Bupati Subandi Luncurkan Gerakan ASN Sadar Pajak: ASN Sidoarjo Wajib Jadi Contoh
January 14, 2026 09:32 PM

SURYA.CO.ID, SIDOARJO - Bupati Sidoarjo, Subandi, resmi meluncurkan Gerakan ASN Sadar Pajak sebagai upaya memperkuat kemandirian fiskal daerah. 

Dalam agenda yang digelar pada Rabu (14/1/2026) ini, Subandi menekankan agar seluruh Aparatur Sipil Negara (ASN) di lingkungan Pemerintah Kabupaten (Pemkab) Sidoarjo, Jawa Timur (Jatim), memberikan teladan nyata kepada masyarakat dalam hal kepatuhan membayar pajak daerah.

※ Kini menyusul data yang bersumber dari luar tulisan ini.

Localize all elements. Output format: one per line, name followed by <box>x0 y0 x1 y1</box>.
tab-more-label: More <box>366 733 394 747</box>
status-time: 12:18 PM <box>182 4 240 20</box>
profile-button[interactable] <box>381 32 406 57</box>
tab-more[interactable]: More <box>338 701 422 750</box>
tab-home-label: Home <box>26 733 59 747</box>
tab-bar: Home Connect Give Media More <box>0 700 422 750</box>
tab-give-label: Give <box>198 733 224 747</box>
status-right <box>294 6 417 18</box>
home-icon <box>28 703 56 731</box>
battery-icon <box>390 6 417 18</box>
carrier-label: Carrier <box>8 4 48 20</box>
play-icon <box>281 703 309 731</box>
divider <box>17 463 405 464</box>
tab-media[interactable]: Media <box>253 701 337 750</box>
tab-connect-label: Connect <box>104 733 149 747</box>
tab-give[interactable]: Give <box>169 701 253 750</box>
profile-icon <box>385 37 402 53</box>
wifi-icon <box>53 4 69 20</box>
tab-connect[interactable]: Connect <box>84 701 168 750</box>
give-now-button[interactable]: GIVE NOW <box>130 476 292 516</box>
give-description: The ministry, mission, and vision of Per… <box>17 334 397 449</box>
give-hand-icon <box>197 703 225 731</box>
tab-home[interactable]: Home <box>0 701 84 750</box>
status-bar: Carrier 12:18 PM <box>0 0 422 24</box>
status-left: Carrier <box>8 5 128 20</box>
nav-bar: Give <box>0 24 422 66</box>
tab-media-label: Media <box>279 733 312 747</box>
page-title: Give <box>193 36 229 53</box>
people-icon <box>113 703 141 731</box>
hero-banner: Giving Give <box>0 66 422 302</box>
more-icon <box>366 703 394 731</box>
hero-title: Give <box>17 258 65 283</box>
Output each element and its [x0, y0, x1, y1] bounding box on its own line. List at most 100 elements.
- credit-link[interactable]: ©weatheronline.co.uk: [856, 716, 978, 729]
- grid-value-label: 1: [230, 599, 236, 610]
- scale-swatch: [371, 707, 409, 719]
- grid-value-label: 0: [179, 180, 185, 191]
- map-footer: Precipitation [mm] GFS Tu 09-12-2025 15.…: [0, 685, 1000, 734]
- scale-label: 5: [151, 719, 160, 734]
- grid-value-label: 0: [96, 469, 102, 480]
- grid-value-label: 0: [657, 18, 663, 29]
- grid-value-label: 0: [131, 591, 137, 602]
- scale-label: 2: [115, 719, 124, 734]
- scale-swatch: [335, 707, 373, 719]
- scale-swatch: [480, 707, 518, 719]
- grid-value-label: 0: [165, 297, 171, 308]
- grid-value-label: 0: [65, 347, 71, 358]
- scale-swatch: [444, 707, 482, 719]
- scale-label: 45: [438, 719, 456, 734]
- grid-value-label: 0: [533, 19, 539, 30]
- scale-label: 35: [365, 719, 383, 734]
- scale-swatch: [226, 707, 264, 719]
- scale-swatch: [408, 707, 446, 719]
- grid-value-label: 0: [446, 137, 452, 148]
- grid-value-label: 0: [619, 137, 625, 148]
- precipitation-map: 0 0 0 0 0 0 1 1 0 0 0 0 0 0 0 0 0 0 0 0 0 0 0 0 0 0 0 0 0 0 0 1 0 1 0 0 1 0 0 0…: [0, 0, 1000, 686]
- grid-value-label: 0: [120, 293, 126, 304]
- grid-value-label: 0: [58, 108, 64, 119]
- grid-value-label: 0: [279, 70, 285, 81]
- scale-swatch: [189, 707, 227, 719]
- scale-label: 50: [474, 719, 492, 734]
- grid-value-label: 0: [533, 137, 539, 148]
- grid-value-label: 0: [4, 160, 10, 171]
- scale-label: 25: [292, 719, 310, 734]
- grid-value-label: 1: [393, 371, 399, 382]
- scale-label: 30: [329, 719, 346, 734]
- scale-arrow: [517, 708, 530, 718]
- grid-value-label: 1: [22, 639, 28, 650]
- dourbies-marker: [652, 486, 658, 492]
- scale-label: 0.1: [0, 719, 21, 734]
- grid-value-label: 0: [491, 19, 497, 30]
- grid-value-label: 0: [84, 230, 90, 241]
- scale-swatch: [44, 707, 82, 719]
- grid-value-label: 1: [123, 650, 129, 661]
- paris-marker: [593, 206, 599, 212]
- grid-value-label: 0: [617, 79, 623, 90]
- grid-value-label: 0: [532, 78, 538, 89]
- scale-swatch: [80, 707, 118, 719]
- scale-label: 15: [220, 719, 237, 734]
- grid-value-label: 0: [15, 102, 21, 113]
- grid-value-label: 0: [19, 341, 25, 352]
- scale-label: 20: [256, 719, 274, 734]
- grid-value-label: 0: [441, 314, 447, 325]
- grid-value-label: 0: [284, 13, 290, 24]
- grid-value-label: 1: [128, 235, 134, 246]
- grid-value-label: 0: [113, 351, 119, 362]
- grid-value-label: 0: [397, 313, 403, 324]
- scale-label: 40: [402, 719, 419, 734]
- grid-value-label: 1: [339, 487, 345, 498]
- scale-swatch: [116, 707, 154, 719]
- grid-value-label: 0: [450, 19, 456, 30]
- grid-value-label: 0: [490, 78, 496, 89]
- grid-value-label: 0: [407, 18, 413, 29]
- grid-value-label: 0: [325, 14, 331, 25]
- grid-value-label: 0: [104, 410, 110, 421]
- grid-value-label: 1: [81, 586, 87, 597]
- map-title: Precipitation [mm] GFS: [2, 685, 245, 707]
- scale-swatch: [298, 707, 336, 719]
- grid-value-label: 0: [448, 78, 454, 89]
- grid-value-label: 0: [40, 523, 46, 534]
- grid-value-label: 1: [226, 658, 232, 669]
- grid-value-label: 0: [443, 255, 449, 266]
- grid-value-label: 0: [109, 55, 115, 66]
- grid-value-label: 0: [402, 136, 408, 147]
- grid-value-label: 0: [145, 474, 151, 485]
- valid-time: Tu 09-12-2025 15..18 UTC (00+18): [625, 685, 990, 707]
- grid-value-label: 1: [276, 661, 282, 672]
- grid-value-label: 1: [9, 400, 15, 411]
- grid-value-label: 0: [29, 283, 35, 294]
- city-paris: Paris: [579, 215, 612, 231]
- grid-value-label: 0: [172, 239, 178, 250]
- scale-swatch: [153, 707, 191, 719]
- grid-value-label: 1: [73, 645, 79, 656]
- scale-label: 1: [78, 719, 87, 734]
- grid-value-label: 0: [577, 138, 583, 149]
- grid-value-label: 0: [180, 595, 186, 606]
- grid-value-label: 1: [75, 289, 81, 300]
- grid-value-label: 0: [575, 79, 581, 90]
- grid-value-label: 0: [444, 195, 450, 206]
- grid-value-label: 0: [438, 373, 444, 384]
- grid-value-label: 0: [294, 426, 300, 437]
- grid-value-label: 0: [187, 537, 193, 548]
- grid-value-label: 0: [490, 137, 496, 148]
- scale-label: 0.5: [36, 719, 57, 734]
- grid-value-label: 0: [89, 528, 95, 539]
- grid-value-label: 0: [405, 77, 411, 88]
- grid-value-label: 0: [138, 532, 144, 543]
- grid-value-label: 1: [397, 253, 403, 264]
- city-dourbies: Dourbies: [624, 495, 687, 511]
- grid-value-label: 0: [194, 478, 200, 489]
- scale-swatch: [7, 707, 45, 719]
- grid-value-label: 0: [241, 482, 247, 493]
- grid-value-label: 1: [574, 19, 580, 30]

Bupati Subandi mengajak para pegawainya untuk menyelesaikan kewajiban perpajakan, khususnya Pajak Bumi dan Bangunan Perdesaan dan Perkotaan (PBB-P2), jauh sebelum jatuh tempo.

ASN Sebagai Garda Terdepan Kepatuhan

Menurut Subandi, posisi ASN sebagai pelayan publik menuntut integritas yang tinggi, termasuk dalam urusan perpajakan. 

Kepatuhan ASN, dinilai akan menjadi stimulus bagi warga Sidoarjo lainnya untuk turut aktif berkontribusi.

"ASN harus bisa menjadi contoh bagi masyarakat. Makanya, kami mengajak mereka untuk membayar pajak lebih awal tanpa menunggu jatuh tempo pembayaran. Ini adalah wujud nyata bakti ASN dalam membangun Kabupaten Sidoarjo," tegas Bupati Subandi di sela kampanye tersebut.

Pajak Sebagai Instrumen Utama Pembangunan

Kemandirian fiskal Kabupaten Sidoarjo sangat bergantung pada perolehan pajak daerah. Subandi menjelaskan bahwa pajak merupakan modal utama pemerintah untuk mendanai berbagai sektor vital, mulai dari pembangunan infrastruktur, fasilitas kesehatan, hingga peningkatan mutu pendidikan.

"Pajak daerah adalah instrumen kunci kemandirian fiskal daerah. Tanpa partisipasi aktif dari seluruh pihak, percepatan pembangunan di Sidoarjo akan sulit tercapai secara maksimal," tambahnya.

Kemudahan Lewat Digitalisasi: Bayar Pajak via Ponsel

Untuk mendukung gerakan ini, Pemkab Sidoarjo telah menerapkan digitalisasi sistem pembayaran pajak daerah secara menyeluruh. 

Kini, masyarakat Sidoarjo tidak perlu lagi mengantre di kantor pelayanan pajak, karena transaksi dapat dilakukan secara daring.

"Semua serba digital. Pembayaran pajak daerah saat ini sangat mudah, bisa melalui ponsel menggunakan QRIS atau Virtual Account. Prosesnya lebih cepat, mudah, dan transparan," ujar Subandi.

Dengan kemudahan akses tersebut, diharapkan tidak ada lagi alasan bagi ASN maupun masyarakat umum untuk menunda pembayaran pajak. 

Langkah tersebut, dipandang sebagai salah satu strategi efektif untuk meningkatkan Pendapatan Asli Daerah (PAD) di awal tahun anggaran 2026.